The University of Georgia has released its annual survey measuring the success of journalism and mass communications majors in finding jobs after graduation. The study found that about three out of four of those with bachelor’s degrees had successfully found employment upon graduation.Just a few months after graduation, on the benchmark date of Oct. 31, the survey found that 56 percent of bachelor’s degree recipients had a full-time job, a slight improvement from 53.3 percent the previous year. This can be compared to 56.6 percent of master’s degree recipients who had a full-time job on the same benchmark date. The success for bachelor’s recipients continued to increase six to eight months after graduation, with 65.6 percent of graduates securing full-time jobs.However, not all of these opportunities were in the field of the respondents’ majors.
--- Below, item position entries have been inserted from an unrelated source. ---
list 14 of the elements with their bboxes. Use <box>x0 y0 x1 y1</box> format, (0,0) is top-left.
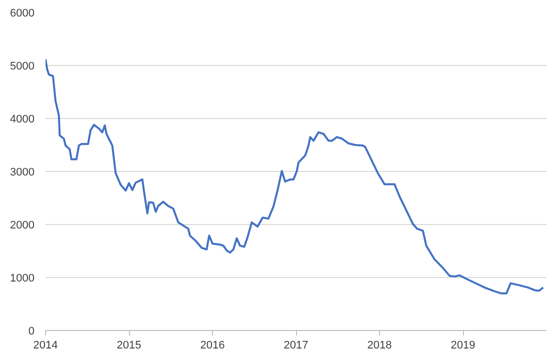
x-tick-label: 2014 <box>33 340 58 352</box>
y-tick-label: 6000 <box>10 8 35 20</box>
line-series <box>46 58 544 294</box>
y-tick-label: 5000 <box>10 60 35 72</box>
y-tick-label: 4000 <box>10 114 35 126</box>
y-tick-label: 0 <box>28 326 35 338</box>
x-tick-label: 2016 <box>200 340 225 352</box>
x-tick-label: 2015 <box>116 340 142 352</box>
y-tick-label: 1000 <box>10 272 35 284</box>
x-tick-label: 2017 <box>284 340 308 352</box>
y-tick-label: 2000 <box>10 220 35 232</box>
y-tick-label: 3000 <box>10 166 35 178</box>
x-tick-label: 2019 <box>450 340 476 352</box>
x-tick-label: 2018 <box>367 340 392 352</box>
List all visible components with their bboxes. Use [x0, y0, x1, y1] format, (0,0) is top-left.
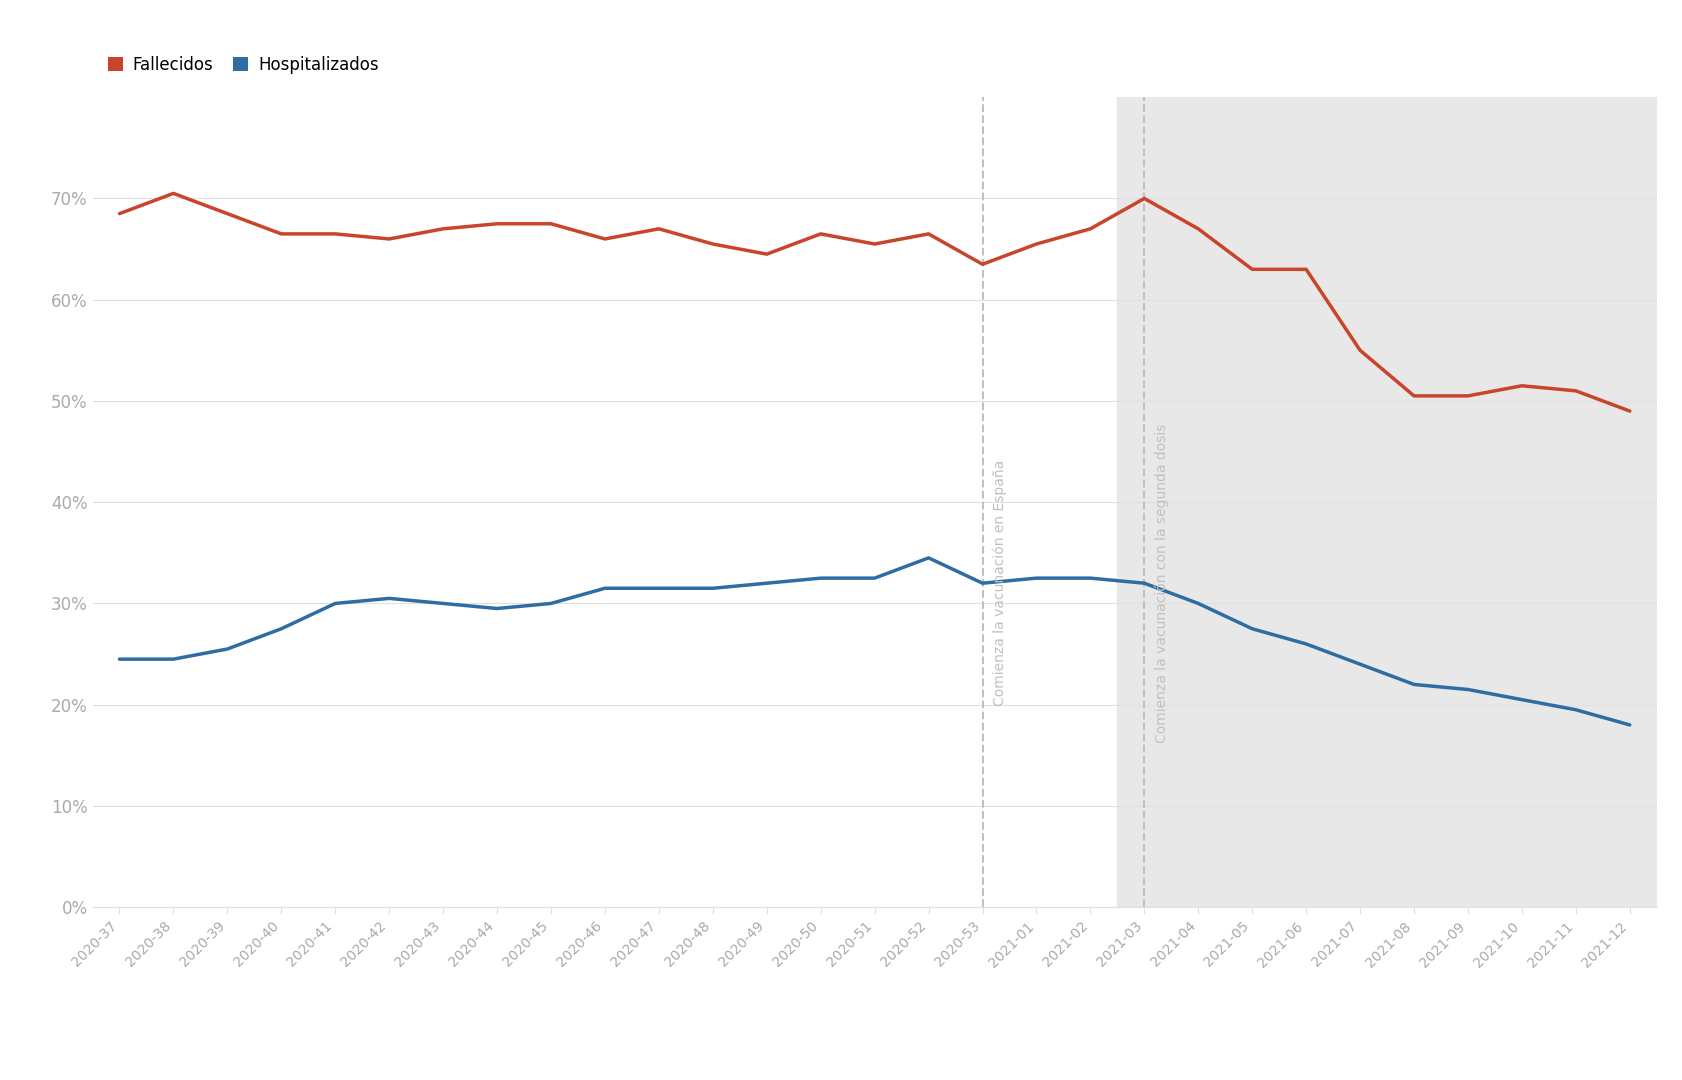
Legend: Fallecidos, Hospitalizados: Fallecidos, Hospitalizados — [101, 49, 385, 80]
Text: Comienza la vacunación en España: Comienza la vacunación en España — [992, 460, 1008, 706]
Bar — [1117, 97, 1657, 907]
Text: Comienza la vacunación con la segunda dosis: Comienza la vacunación con la segunda do… — [1154, 423, 1169, 743]
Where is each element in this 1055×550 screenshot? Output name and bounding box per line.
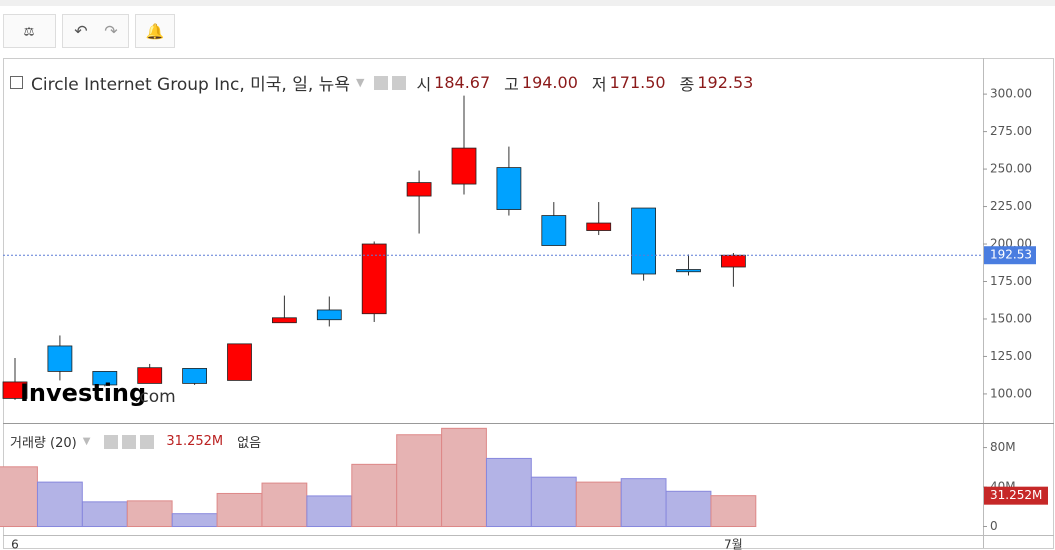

About 60 percent of bachelor’s degree recipients held jobs in the field of communications six to eight months after graduation, an increase from the previous year.Bachelor’s degree recipients who found full-time work earned an average of $32,000 in 2012, compared to $31,000 a year earlier. This increase was sufficient to offset the effects of a relatively modest inflation. By comparison, master’s degree recipients with full-time jobs earned an average of $40,000 in 2012, the same as in 2011. The study also found that journalism and communications graduates were more successful compared to others in the 20-24 year old age group. Journalism graduates had about a 10 percent unemployment rate, while the unemployment rate of the entire U.S. Labor Force aged 20-24 years old with bachelor’s degrees was about 14 percent.The report stated that about a quarter of the bachelor’s degree recipients said that they regretted studying journalism and communications, similar to the past.More female graduates reported having a full-time job than men in 2012, which has been the case historically. Also, bachelor’s degree recipients of racial and ethnic minority backgrounds had more difficulty finding work than other graduates. This gap has been consistent over time and was nearly the same as the previous year. Those minorities who were able to find a job were much less likely to find one in the field of communications than graduates who were not members of minority groups.